Manic Drive started off as a strong heavy rock band with alt-metal, pop-punk, and alt. rock leanings with their first release in 2005, a superb album entitled Reason for Motion. In 2007, they released a further melodic, alt-rock styled album called Reset and Rewind. It included poppier elements than previously, and moderately rid itself of the greater part of Manic’s sonic edge. While it wasn’t god-awful, it wasn’t near as promising as Reason, and you could predict the eventual downfall of Manic. Reset started the downfall, but third release Blue confirmed it. A remix album of sorts, it featured eight tracks from the sophomore outing, and four new tracks. How does this release stack up?
Let me be clear: any hope for Manic is abdicated with this album. While Reset offered a little hope of gaining back a rockier edge, with tracks like Addiction and Obvious, Blue buries this miniscule gem of hope into the ground. Proof can be found in opener Music. While previous openers where album highlights and full of strong energy, Music abandons that with typical violins and synth. Furthermore, the album isn’t quite a remix album, that’s just a fitting title. Rather, they made microscopic changes to songs from Reset, and made four new songs signaling their new direction. What’s the new direction? Shawn has totally thrown away his screaming and gruff vocals, talented guitarist Mike’s enjoyable riffs have taken a back seat to programming elements, former bassist Phil has been dropped from the band, and talented drummer Johnny Dimarco was replaced by less-talented drummer Anthony Moreino. And this has all happened with terrible results.
Ordinarily, standout tracks would fit here. However, there honestly aren’t any. While Walls tries to retain a rock edge, what with its high energy feel and one guitar riff, the overusage of synthesizer and the generic lyrical content prevent that. Carry-over track Blue still sounds alright, but it's one of the only positives. The other item that could somewhat be considered satisfying is that, whoever did bass on this album, it’s partially further surfaced than it was on the previous two records. The redone earlier tracks don’t sound any better, or undoubtedly any different, and an EP would’ve been a better choice for this release, which was probably nothing more than a cash grab.

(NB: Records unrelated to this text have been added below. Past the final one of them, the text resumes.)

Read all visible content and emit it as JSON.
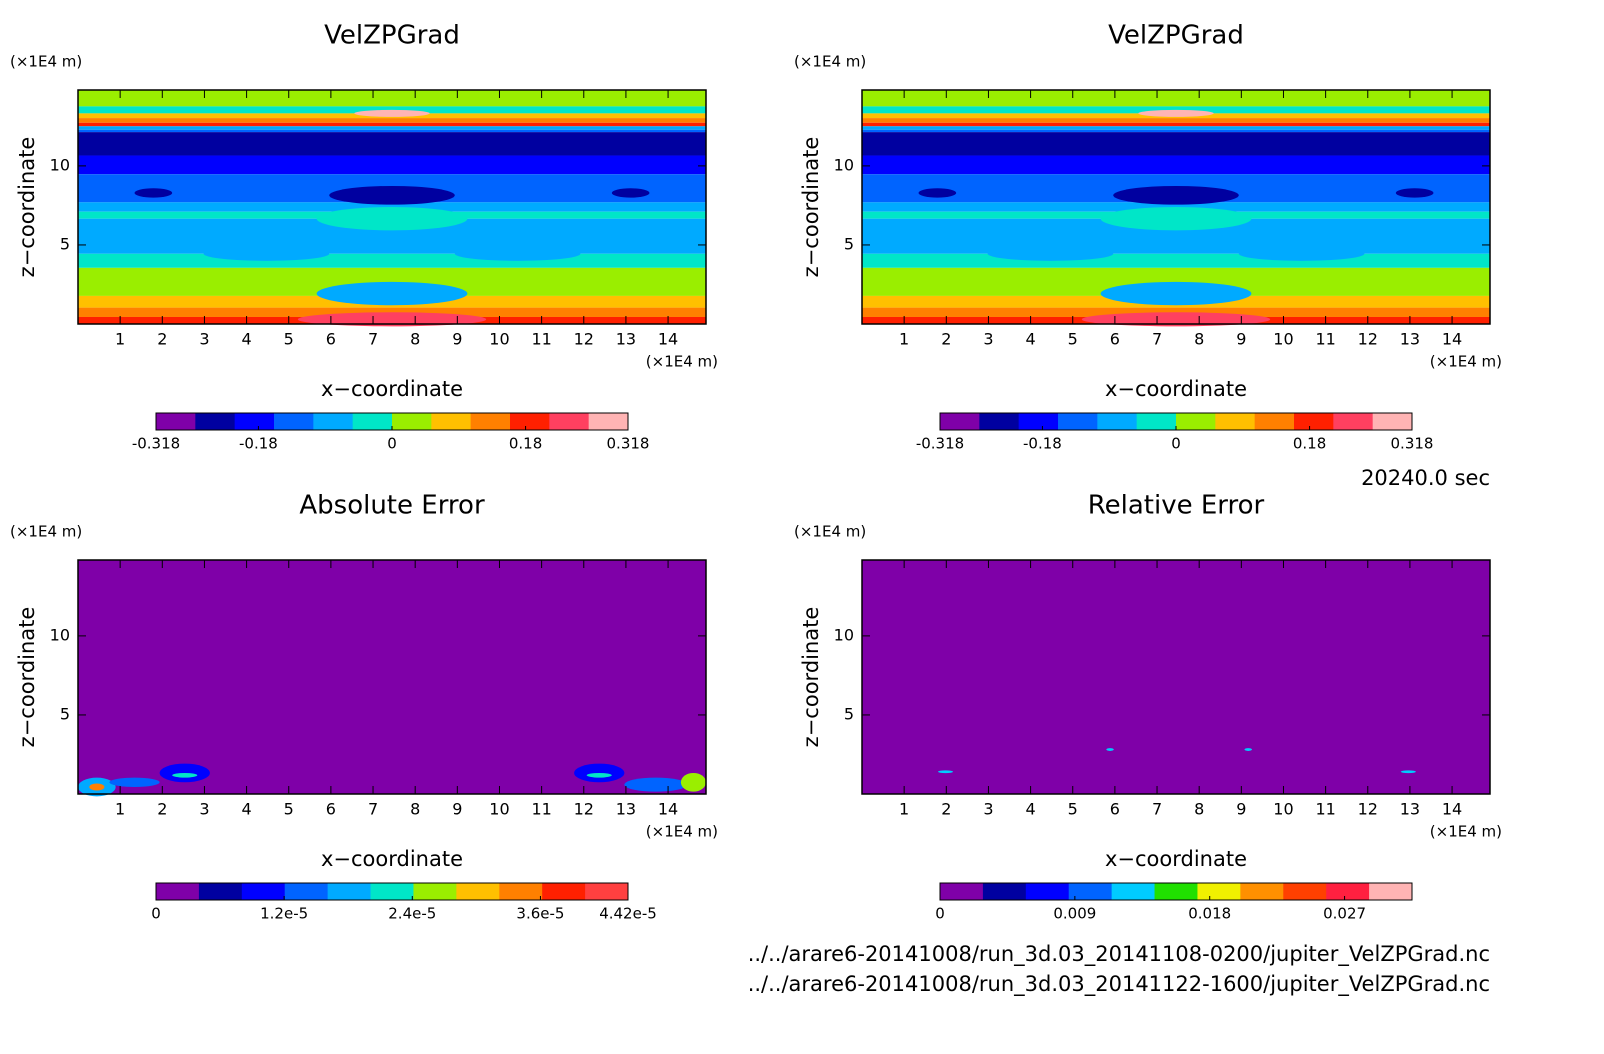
{
  "chart_data": [
    {
      "type": "contour",
      "title": "VelZPGrad",
      "xlabel": "x−coordinate",
      "ylabel": "z−coordinate",
      "xunit": "(×1E4 m)",
      "yunit": "(×1E4 m)",
      "xlim": [
        0,
        14.9
      ],
      "xticks": [
        1,
        2,
        3,
        4,
        5,
        6,
        7,
        8,
        9,
        10,
        11,
        12,
        13,
        14
      ],
      "ylim": [
        0,
        14.8
      ],
      "yticks": [
        5,
        10
      ],
      "colorbar": {
        "lim": [
          -0.318,
          0.318
        ],
        "ticks": [
          -0.318,
          -0.18,
          0,
          0.18,
          0.318
        ],
        "colors": [
          "#7f00a8",
          "#0000a0",
          "#0000ff",
          "#0064ff",
          "#00aaff",
          "#00e6c8",
          "#9aee00",
          "#ffc000",
          "#ff8000",
          "#ff2000",
          "#ff4060",
          "#ffb4b4"
        ]
      }
    },
    {
      "type": "contour",
      "title": "VelZPGrad",
      "xlabel": "x−coordinate",
      "ylabel": "z−coordinate",
      "xunit": "(×1E4 m)",
      "yunit": "(×1E4 m)",
      "xlim": [
        0,
        14.9
      ],
      "xticks": [
        1,
        2,
        3,
        4,
        5,
        6,
        7,
        8,
        9,
        10,
        11,
        12,
        13,
        14
      ],
      "ylim": [
        0,
        14.8
      ],
      "yticks": [
        5,
        10
      ],
      "colorbar": {
        "lim": [
          -0.318,
          0.318
        ],
        "ticks": [
          -0.318,
          -0.18,
          0,
          0.18,
          0.318
        ],
        "colors": [
          "#7f00a8",
          "#0000a0",
          "#0000ff",
          "#0064ff",
          "#00aaff",
          "#00e6c8",
          "#9aee00",
          "#ffc000",
          "#ff8000",
          "#ff2000",
          "#ff4060",
          "#ffb4b4"
        ]
      }
    },
    {
      "type": "contour",
      "title": "Absolute Error",
      "xlabel": "x−coordinate",
      "ylabel": "z−coordinate",
      "xunit": "(×1E4 m)",
      "yunit": "(×1E4 m)",
      "xlim": [
        0,
        14.9
      ],
      "xticks": [
        1,
        2,
        3,
        4,
        5,
        6,
        7,
        8,
        9,
        10,
        11,
        12,
        13,
        14
      ],
      "ylim": [
        0,
        14.8
      ],
      "yticks": [
        5,
        10
      ],
      "colorbar": {
        "lim": [
          0,
          4.42e-05
        ],
        "ticks": [
          0,
          {
            "value": 1.2e-05,
            "label": "1.2e-5"
          },
          {
            "value": 2.4e-05,
            "label": "2.4e-5"
          },
          {
            "value": 3.6e-05,
            "label": "3.6e-5"
          },
          {
            "value": 4.42e-05,
            "label": "4.42e-5"
          }
        ],
        "colors": [
          "#7f00a8",
          "#0000a0",
          "#0000ff",
          "#0064ff",
          "#00aaff",
          "#00e6c8",
          "#9aee00",
          "#ffc000",
          "#ff8000",
          "#ff2000",
          "#ff4040"
        ]
      }
    },
    {
      "type": "contour",
      "title": "Relative Error",
      "xlabel": "x−coordinate",
      "ylabel": "z−coordinate",
      "xunit": "(×1E4 m)",
      "yunit": "(×1E4 m)",
      "xlim": [
        0,
        14.9
      ],
      "xticks": [
        1,
        2,
        3,
        4,
        5,
        6,
        7,
        8,
        9,
        10,
        11,
        12,
        13,
        14
      ],
      "ylim": [
        0,
        14.8
      ],
      "yticks": [
        5,
        10
      ],
      "colorbar": {
        "lim": [
          0,
          0.0315
        ],
        "ticks": [
          0,
          0.009,
          0.018,
          0.027
        ],
        "colors": [
          "#7f00a8",
          "#0000a0",
          "#0000ff",
          "#0064ff",
          "#00ccff",
          "#20e000",
          "#f0f000",
          "#ff9000",
          "#ff4000",
          "#ff2040",
          "#ffb4b4"
        ]
      }
    }
  ],
  "time_label": "20240.0 sec",
  "files": [
    "../../arare6-20141008/run_3d.03_20141108-0200/jupiter_VelZPGrad.nc",
    "../../arare6-20141008/run_3d.03_20141122-1600/jupiter_VelZPGrad.nc"
  ]
}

Speaking of cash grab, Manic Drive did succeed with that: they now have a legion of fans who hate the band’s roots and prefer their generic idiocy. Everything about Manic now screams cash grab: observe at the cover art of the album, listen to the new tracks, and read the lyrics. Speaking of lyrics, they’ve forgone the honest and blunt lyrics from Reason and the cleverly-written lyrics from the majority of Reset in favor of this: Christian contemporary fare, and party band fare. On Music, lyrics describe "bringing the stage to life" and the fact that "nobody takes the soul out of me." There's also the typical "turn the music higher" shoutout. The most embarassing thing, though, is the fact that Manic refers to this song as "rock n' roll." The intro to Walls is filled with "yeahs", while the chorus contains: "you can never stop it from coming, cause there's something going down, these walls are coming down" and there's a verse that goes "can we practice what we preach, and turn these fists into hands that preach." Yes, this has all been beaten over the head.
Here’s what Manic has managed to “accomplish” with this release: screw over all their loyal fans by releasing a commercial crap album that sounds manufactured by an autotuned robot whose powers was ruining considerable alt-rock/heavier rock bands. Manic Drive would barely be deserving of a second chance if they played their heavier songs live, but after suffering through a recorded live show, it seems they want to bury the enjoyable days of Manic. Whether you are a Manic Drive fan or not, don’t buy this. If you are a fan, it’ll just piss you off. If you aren’t a fan, and you want some music with substance, you’ll throw up.